Therapeutic functions of astrocytes to treat α-synuclein pathology in Parkinson’s disease
Yunseon Yang, Jae‐Jin Song, Yu Ree Choi, Seong Hoon Kim, Min‐Jong Seok, Noviana Wulansari, Wahyu Handoko Wibowo Darsono, Oh‐Chan Kwon, Mi‐Yoon Chang, Sang Myun Park, Sang‐Hun Lee
Abstract
Intraneuronal inclusions of misfolded α-synuclein (α-syn) and prion-like spread of the pathologic α-syn contribute to progressive neuronal death in Parkinson's disease (PD). Despite the pathologic significance, no efficient therapeutic intervention targeting α-synucleinopathy has been developed. In this study, we provide evidence that astrocytes, especially those cultured from the ventral midbrain (VM), show therapeutic potential to alleviate α-syn pathology in multiple in vitro and in vivo α-synucleinopathic models. Regulation of neuronal α-syn proteostasis underlies the therapeutic function of astrocytes.
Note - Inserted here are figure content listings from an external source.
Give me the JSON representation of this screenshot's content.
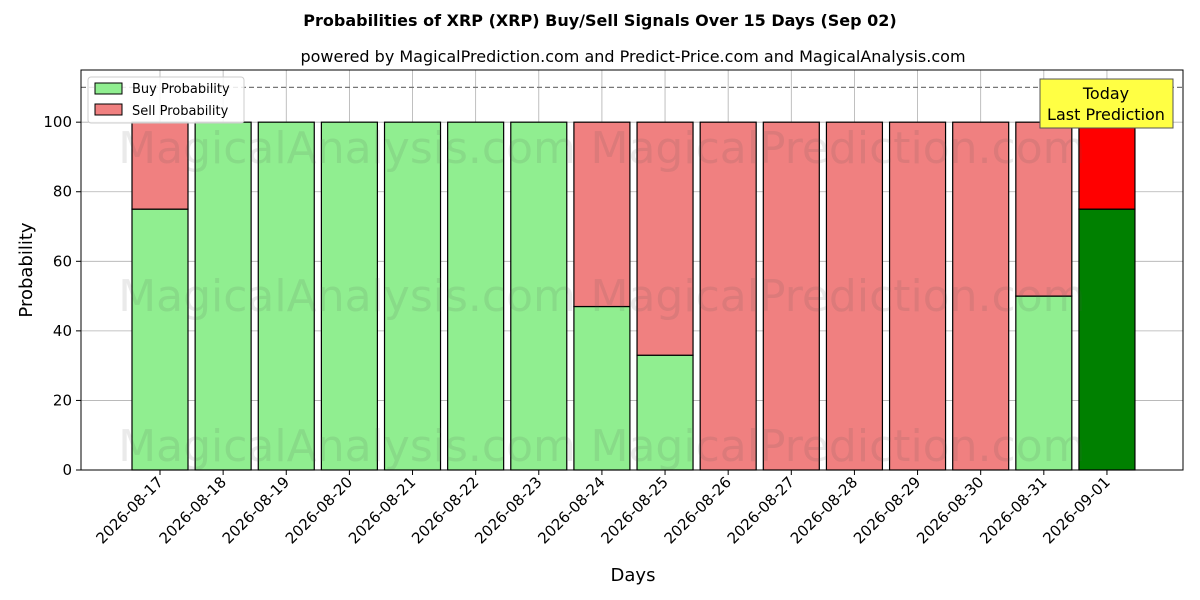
{
  "chart_data": {
    "type": "bar",
    "stacked": true,
    "title": "Probabilities of XRP (XRP) Buy/Sell Signals Over 15 Days (Sep 02)",
    "subtitle": "powered by MagicalPrediction.com and Predict-Price.com and MagicalAnalysis.com",
    "xlabel": "Days",
    "ylabel": "Probability",
    "ylim": [
      0,
      115
    ],
    "yticks": [
      0,
      20,
      40,
      60,
      80,
      100
    ],
    "reference_line": 110,
    "grid": true,
    "legend_position": "top-left",
    "categories": [
      "2026-08-17",
      "2026-08-18",
      "2026-08-19",
      "2026-08-20",
      "2026-08-21",
      "2026-08-22",
      "2026-08-23",
      "2026-08-24",
      "2026-08-25",
      "2026-08-26",
      "2026-08-27",
      "2026-08-28",
      "2026-08-29",
      "2026-08-30",
      "2026-08-31",
      "2026-09-01"
    ],
    "series": [
      {
        "name": "Buy Probability",
        "color": "#90ee90",
        "values": [
          75,
          100,
          100,
          100,
          100,
          100,
          100,
          47,
          33,
          0,
          0,
          0,
          0,
          0,
          50,
          75
        ]
      },
      {
        "name": "Sell Probability",
        "color": "#f08080",
        "values": [
          25,
          0,
          0,
          0,
          0,
          0,
          0,
          53,
          67,
          100,
          100,
          100,
          100,
          100,
          50,
          25
        ]
      }
    ],
    "highlight": {
      "index": 15,
      "buy_color": "#008000",
      "sell_color": "#ff0000"
    },
    "annotation": {
      "line1": "Today",
      "line2": "Last Prediction",
      "background": "#ffff44"
    },
    "watermarks": [
      "MagicalAnalysis.com",
      "MagicalPrediction.com"
    ]
  }
}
Specifically, VM-derived astrocytes inhibited neuronal α-syn aggregation and transmission in a paracrine manner by correcting not only intraneuronal oxidative and mitochondrial stresses but also extracellular inflammatory environments, in which α-syn proteins are prone to pathologic misfolding. The astrocyte-derived paracrine factors also promoted disassembly of extracellular α-syn aggregates. In addition to the aggregated form of α-syn, VM astrocytes reduced total α-syn protein loads both by actively scavenging extracellular α-syn fibrils and by a paracrine stimulation of neuronal autophagic clearance of α-syn. Transplantation of VM astrocytes into the midbrain of PD model mice alleviated α-syn pathology and protected the midbrain dopamine neurons from neurodegeneration. We further showed that cografting of VM astrocytes could be exploited in stem cell-based therapy for PD, in which host-to-graft transmission of α-syn pathology remains a critical concern for long-term cell therapeutic effects.